La Fondation iFRAP a eu l’occasion à de nombreuses reprises au cours des dernières années de tirer la sonnette d’alarme sur les réductions de postes dans la Défense, l’abandon des projets de construction de prisons, la non-exécution des peines ou la récidive. Et ce, alors qu’en parallèle, les revalorisations de minima sociaux, le mille-feuille social et les inventions de nouvelles dépenses (de type rythmes scolaires pour une facture annuelle de plus de 800 millions d’euros) ne cessaient d’affluer sans qu’aucune réforme de fond ne soit entreprise. Couper sur le régalien était la facilité. Maintenant que la France est entrée en état d’urgence, il est encore plus crucial de revoir la répartition des missions publiques. Plus que jamais, l’État doit se recentrer sur ses missions régaliennes. Cette semaine, nous chiffrons les dépenses supplémentaires (600 millions en 2016 dont environ 200 en dépenses de personnels de l’État) annoncées à juste titre par le gouvernement  et nous redisons et nous redirons toujours avec force que ces mesures ne doivent pas enterrer l’objectif d’équilibre budgétaire et de baisse de la pression fiscale qui sont les antidotes contre le chômage et la désespérance.

Avoir obtenu le feu vert et la bénédiction de Bruxelles ne change rien au problème de fond de nos finances publiques.

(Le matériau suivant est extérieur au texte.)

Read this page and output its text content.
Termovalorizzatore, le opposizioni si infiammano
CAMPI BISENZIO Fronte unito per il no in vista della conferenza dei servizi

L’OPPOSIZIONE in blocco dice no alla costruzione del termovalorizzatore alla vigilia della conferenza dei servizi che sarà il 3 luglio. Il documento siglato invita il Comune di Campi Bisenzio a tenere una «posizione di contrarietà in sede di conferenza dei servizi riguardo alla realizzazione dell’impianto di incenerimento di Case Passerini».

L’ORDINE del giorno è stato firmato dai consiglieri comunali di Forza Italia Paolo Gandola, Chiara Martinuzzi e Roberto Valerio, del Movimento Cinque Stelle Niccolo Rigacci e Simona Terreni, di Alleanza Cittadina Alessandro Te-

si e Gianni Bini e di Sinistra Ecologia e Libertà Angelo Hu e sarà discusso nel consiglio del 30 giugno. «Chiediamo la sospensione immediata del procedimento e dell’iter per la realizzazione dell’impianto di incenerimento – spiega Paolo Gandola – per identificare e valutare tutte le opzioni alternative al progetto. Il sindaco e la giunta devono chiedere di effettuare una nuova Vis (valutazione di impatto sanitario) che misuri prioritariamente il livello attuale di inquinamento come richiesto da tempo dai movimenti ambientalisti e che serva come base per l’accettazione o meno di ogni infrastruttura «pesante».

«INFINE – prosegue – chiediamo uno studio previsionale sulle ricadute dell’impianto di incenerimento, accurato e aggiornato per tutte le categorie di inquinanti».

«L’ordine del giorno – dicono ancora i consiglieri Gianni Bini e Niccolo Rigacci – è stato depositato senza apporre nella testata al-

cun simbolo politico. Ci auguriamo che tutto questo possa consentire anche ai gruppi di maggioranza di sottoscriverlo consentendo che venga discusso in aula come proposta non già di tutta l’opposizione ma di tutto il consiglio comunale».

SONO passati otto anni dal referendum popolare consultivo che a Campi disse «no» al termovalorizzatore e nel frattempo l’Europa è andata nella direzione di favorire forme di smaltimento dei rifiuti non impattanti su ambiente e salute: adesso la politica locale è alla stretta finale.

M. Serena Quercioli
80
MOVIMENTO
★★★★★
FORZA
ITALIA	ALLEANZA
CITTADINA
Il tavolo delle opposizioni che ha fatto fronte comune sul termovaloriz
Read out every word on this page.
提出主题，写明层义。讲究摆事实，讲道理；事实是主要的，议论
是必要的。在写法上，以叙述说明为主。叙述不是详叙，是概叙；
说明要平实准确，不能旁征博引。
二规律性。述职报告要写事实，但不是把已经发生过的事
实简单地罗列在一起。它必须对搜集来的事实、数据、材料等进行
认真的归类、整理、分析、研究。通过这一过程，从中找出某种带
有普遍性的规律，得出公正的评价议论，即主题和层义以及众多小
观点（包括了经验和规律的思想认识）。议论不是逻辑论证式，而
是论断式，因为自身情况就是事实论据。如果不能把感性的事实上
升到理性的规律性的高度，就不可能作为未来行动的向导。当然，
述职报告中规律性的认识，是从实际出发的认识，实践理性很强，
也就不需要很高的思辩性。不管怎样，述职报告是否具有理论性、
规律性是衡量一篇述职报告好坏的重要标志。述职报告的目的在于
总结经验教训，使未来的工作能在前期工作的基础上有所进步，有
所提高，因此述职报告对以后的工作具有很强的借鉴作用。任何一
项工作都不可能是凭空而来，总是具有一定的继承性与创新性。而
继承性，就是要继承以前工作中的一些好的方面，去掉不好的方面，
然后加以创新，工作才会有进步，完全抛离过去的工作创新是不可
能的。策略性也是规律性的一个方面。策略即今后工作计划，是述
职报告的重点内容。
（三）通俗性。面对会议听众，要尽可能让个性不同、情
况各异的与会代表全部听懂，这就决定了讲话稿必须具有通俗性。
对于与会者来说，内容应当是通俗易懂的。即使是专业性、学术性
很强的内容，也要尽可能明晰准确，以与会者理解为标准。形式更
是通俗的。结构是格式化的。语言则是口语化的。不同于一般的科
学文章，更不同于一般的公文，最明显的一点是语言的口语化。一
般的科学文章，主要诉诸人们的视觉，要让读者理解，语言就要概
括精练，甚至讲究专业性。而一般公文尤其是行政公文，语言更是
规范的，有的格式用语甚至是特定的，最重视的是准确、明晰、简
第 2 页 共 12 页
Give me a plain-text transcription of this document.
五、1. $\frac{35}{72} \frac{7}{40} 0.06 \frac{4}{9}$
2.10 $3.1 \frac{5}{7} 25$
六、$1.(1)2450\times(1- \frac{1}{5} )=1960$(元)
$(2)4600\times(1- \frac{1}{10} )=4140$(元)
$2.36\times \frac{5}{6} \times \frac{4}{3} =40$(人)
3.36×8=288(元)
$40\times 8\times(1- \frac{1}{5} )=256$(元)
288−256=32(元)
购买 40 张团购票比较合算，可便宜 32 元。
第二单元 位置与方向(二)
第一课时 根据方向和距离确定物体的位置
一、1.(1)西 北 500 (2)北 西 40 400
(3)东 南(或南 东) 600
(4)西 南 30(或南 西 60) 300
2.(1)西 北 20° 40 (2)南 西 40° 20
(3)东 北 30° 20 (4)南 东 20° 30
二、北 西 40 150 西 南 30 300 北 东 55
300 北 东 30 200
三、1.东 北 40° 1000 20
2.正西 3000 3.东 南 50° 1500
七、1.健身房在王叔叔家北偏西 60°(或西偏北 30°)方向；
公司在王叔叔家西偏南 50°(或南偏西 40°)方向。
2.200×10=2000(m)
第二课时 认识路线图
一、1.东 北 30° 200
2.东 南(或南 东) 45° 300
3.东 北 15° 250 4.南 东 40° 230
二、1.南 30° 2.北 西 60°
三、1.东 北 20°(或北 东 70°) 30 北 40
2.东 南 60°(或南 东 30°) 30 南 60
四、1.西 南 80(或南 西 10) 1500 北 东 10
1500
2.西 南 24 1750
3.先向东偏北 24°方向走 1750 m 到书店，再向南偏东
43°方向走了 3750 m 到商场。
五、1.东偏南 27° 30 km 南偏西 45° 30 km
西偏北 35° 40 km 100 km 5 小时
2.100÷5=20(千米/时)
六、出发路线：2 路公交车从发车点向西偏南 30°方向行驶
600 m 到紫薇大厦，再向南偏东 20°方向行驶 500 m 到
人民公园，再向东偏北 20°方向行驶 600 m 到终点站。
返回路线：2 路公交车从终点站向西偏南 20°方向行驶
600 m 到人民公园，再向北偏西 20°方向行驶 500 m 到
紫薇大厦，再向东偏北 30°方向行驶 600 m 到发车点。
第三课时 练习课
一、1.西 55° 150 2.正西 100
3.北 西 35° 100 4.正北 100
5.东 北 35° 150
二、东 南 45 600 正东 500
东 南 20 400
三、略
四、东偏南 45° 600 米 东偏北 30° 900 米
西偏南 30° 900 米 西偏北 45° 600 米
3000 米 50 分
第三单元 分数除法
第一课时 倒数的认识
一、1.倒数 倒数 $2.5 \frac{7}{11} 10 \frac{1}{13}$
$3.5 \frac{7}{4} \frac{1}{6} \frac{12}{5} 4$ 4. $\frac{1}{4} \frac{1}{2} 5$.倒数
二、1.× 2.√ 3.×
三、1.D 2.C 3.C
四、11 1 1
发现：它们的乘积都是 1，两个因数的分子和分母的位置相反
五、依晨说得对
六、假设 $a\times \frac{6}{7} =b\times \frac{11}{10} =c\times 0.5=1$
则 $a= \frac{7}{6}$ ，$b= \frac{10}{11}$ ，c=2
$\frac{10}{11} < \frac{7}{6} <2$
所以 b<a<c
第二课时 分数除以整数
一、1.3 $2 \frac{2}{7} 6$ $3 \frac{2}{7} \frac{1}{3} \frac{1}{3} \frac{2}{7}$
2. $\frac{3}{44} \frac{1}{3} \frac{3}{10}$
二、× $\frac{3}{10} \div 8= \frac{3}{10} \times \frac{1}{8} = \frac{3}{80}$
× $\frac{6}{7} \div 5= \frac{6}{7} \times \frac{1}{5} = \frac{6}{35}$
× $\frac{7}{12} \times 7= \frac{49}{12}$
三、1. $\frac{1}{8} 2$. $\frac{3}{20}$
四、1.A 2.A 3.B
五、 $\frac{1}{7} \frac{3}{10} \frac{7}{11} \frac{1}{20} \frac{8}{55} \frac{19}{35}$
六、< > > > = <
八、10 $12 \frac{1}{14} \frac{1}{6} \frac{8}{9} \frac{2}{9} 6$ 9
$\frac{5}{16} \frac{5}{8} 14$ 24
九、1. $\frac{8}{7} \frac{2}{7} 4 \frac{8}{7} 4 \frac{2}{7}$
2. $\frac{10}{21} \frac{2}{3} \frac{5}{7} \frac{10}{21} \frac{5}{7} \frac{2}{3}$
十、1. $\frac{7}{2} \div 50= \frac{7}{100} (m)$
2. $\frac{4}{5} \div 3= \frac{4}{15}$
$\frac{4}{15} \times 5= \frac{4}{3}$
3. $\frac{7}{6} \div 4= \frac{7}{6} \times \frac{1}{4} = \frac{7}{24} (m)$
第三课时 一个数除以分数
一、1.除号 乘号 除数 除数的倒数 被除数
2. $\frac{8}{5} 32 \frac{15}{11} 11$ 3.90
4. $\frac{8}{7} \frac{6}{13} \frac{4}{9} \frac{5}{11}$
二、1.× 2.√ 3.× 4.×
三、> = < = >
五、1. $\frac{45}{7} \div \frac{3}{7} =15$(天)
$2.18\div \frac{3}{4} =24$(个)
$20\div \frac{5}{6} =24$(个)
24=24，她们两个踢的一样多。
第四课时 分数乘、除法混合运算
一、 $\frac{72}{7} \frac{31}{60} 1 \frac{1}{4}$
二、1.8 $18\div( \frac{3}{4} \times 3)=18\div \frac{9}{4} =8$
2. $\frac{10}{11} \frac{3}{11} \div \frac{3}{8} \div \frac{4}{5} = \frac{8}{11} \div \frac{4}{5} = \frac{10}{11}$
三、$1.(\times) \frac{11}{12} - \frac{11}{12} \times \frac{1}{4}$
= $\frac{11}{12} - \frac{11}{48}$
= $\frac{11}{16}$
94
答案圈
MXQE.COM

Les Britanniques, avec une dépense publique de 44% (contre 57% pour la France) par rapport au PIB dépensent plus que nous en dépenses militaires et paramilitaires : 57 milliards de dollars au total contre 52 milliards en 2013. Quant aux dépenses de Justice, elles sont de 129 euros par habitant en France contre 223 euros par habitant au Royaume-Uni. Et ce, sans évoquer le pénitentiaire (57.435 places de prison contre 87.784 rien qu’en Angleterre et au Pays de Galles). Les économies à réaliser en réorganisant nos services publics locaux, notre système de retraite, de santé, de chômage, de formation et d’éducation… se chiffrent en milliards. Rien n’a été fait en profondeur.

Renoncer aux reformes structurelles serait aussi dramatique pour notre avenir commun que de refuser de renforcer nos forces de sécurité et notre arsenal de lutte contre le terrorisme. On affronte d’autant mieux les crises qu’on a des marges de manœuvre pour le faire. La bonne gestion publique est toujours un gage de souveraineté.